The Multipart Part Parser
Multipart Part Parser
I’ll admit the there are very limited uses for this class, however it does fill a very important hole in another piece I was working on (may post later), and was a little bit disappointed I could not find a pre-implemented version of this, so I had to write my own.
So what is it? When your HTML forms upload files they are posted with a mime type of multipart/form-data and streamed up to your webserver. ASP.NET will then read the entire request into memory, parse it and expose convenient properties to access the contents of the request. This is great for small files, but when we are expecting large files, buffering the entire request into memory is a waste of memory, especially since in most cases you are going to stream the uploaded file straight out to disk.
The MultipartPartParser allows us to read the a multipart/form-data request as it is being streamed in, it filters out all the format specific garbage and exposes a raw stream of the uploaded files, we can then send this stream straight to disk (or to anything else that accepts a stream of bytes). This bypasses the need of reading our entire file in memory
The MultipartPartParser assumes you have a multipart/form-data request stream, You can convince ASP.NET to give you this, but that is a topic of another post.
What are we parsing?
If your HTML trys to post a file you probably have come accross the where you must include the form attribute
enctype="multipart/form-data. This forces the browser to send a multipart/form-data message.
The HTML form
Will send a request to server that looks similar to
For every input element in our form we will have a part, each part contains
- Starts with a boundary that looks like
- Some meta-information such as the content type, the input field name and the original filename.

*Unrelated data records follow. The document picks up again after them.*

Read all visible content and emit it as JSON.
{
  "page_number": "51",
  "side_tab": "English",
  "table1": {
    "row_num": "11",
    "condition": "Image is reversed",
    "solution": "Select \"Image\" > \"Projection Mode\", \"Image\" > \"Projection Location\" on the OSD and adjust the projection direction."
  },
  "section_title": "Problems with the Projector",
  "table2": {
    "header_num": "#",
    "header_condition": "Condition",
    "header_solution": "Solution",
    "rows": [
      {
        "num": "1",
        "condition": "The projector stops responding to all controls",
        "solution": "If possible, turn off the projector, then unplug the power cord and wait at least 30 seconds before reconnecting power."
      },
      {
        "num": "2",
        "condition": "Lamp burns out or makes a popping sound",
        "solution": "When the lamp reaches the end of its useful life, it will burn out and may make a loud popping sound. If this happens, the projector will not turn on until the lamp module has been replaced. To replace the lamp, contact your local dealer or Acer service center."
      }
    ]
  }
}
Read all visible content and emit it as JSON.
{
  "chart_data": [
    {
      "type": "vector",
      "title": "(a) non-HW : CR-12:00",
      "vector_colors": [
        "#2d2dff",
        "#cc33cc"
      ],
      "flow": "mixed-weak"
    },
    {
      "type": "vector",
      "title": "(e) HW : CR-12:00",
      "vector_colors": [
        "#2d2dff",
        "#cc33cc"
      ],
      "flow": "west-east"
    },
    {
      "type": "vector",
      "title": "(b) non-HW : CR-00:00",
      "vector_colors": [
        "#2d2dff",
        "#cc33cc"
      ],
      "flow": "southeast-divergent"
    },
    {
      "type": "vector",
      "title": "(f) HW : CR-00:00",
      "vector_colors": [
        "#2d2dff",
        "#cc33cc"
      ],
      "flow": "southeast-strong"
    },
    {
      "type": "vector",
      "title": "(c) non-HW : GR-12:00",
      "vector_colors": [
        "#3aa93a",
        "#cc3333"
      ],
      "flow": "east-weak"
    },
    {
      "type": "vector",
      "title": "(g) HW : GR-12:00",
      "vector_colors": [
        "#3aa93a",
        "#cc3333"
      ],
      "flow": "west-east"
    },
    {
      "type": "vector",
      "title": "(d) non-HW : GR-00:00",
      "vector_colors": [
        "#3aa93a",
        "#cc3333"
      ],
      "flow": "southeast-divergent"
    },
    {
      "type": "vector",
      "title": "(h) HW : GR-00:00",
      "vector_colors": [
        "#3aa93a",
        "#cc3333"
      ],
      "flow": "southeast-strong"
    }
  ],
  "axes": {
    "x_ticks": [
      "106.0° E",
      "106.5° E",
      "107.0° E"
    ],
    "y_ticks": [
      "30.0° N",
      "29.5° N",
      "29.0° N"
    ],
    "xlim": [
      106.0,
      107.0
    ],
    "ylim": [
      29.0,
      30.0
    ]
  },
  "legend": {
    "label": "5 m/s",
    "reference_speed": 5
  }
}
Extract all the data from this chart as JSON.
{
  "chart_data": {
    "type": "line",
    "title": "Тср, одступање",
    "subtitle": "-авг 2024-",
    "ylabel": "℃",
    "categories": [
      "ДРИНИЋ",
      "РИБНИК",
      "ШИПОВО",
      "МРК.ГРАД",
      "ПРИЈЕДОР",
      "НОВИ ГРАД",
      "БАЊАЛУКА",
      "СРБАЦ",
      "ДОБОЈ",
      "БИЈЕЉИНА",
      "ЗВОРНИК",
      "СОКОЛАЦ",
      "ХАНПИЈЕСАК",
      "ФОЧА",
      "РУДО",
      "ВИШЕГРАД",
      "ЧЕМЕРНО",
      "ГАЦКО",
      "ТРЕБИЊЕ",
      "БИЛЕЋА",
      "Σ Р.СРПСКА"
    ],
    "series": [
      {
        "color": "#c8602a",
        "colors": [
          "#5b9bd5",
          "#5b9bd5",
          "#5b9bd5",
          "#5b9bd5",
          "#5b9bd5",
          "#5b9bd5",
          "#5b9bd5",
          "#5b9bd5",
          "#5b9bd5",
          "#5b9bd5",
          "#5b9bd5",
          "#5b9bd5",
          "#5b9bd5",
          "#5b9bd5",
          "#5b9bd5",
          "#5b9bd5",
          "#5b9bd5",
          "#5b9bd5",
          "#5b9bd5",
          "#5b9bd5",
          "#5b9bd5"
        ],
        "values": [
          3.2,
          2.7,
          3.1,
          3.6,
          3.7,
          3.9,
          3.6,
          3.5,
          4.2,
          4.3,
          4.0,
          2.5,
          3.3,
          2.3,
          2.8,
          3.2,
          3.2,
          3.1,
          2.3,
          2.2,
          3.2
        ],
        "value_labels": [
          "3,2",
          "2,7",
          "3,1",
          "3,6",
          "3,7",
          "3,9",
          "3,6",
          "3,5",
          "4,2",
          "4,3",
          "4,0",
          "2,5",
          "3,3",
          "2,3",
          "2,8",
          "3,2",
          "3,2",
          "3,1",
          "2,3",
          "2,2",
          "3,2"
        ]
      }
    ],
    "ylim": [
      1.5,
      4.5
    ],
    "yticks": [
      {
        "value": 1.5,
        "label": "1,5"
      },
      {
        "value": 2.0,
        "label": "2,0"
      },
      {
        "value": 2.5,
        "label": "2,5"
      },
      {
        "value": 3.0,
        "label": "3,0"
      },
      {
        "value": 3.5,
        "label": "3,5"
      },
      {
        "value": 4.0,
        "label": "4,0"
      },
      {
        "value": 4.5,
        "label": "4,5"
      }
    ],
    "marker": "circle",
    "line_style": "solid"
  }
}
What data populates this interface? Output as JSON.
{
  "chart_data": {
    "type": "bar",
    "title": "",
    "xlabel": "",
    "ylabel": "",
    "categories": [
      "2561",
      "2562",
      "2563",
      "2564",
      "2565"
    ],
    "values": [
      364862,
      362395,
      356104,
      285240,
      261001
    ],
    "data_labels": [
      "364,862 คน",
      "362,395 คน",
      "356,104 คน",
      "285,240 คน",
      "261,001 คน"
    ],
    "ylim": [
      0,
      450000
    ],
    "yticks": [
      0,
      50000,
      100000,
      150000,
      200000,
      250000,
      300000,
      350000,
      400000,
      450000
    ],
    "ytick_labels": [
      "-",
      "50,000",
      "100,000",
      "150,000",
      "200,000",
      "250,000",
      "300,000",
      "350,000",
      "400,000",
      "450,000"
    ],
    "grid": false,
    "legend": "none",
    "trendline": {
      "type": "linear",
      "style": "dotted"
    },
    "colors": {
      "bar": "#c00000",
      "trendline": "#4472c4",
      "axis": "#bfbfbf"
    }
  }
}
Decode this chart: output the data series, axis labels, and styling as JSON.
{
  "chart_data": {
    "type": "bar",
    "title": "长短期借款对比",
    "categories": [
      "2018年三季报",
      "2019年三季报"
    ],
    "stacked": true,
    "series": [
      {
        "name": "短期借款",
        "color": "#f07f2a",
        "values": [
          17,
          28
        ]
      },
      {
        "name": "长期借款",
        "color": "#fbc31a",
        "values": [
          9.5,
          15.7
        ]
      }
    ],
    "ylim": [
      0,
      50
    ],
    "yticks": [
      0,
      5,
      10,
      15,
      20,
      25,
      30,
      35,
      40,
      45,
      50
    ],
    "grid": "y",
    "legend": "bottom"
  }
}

- The actual content of the field, for text fields this is just the text the user wrote in the field, for files it is the actual bytes of the file
- Once we have sent all the input fields on the form, the request ends with the boundary name appended with two – at the end
What we want our parser to do is process the boundaries and meta-information and expose a stream to access the raw content, but we need it do this as it reads the request in, not after we have the whole thing in memory
The way the parser is structured is that each instance of
MultipartPartParser represents a single part in the request, or a single form element.
MultipartPartParser extends stream, which allows access to the actual parts content. Once we finish reading the part, then the stream is finished, and the parser will give us a reference to the next part in the stream.
The constructor will
- Read in a chunk of bytes from underlying stream
- Find what the content boundary is and extract the metadata
- Move the underlying stream to read the contents
The read method will
- Read from the underlying stream
- Search for the content boundary in the bytes we read
- If no content boundary return the read bytes
- If we found a content boundary, return the bytes up to (but not including) the content boundary and create the next part
So in code that looks like
The general interaction with the parser would be something like this
Remember we are reading the request stream as we read the part, so we can not go backwards or jump to parts within the request, we can only read forward. This does make the component a little bit awkward to use if you have lots of parts with not much content, but the component is mainly intended to be used if you have a small form that will include large file uploads, so we have only a few parts but one of them is very large.
Why so complicated?
You might be surprised about how large the parser is, from the initial description multipart/form-data it sounded reasonably simple to parse, but the amount of code says otherwise. The complication in the code stems from the fact that our input stream is one way read only and we always need to read more than we return.
We always read more so we can ensure we don’t mistake the first part of a content boundary as some actual content. For example if we need to read 1000 bytes, but the 999th byte is the first byte of the content boundary, there is no way we can confirm if we reached the end of the part unless we read 1040 bytes and check for the boundary. This puts us in a position were we read 1040 bytes from the underlying stream, and return only 1000, we need to remember what those 40 bytes are so we can return them on the next read. The large part of the code is moving things around in an internal buffer so we can keep track of extra bytes we needed to read but caller doesn’t want yet.
The same issue applies in the constructor, we read a preset number of bytes to extract header information, but at this point in time we have no idea how large the header is, so we will always read too many and need to remember the ones we read but didn’t use so we can return them later.
We also end up with a similar problem when we read the end of a part, it is possible to read 1040 bytes but the part finished on the 50th byte. We need to send the other 900 bytes to the next part so it can read those before reading from the underlying stream.
How production ready is this parser
The code was tested for my specific use case and it worked exactly as I wanted it to, however the tests were far from handling every case so make sure you test it where you use it. The code is fairly well commented and i’m sure you could tweak it to suit your needs if some of the behavior is not as expected.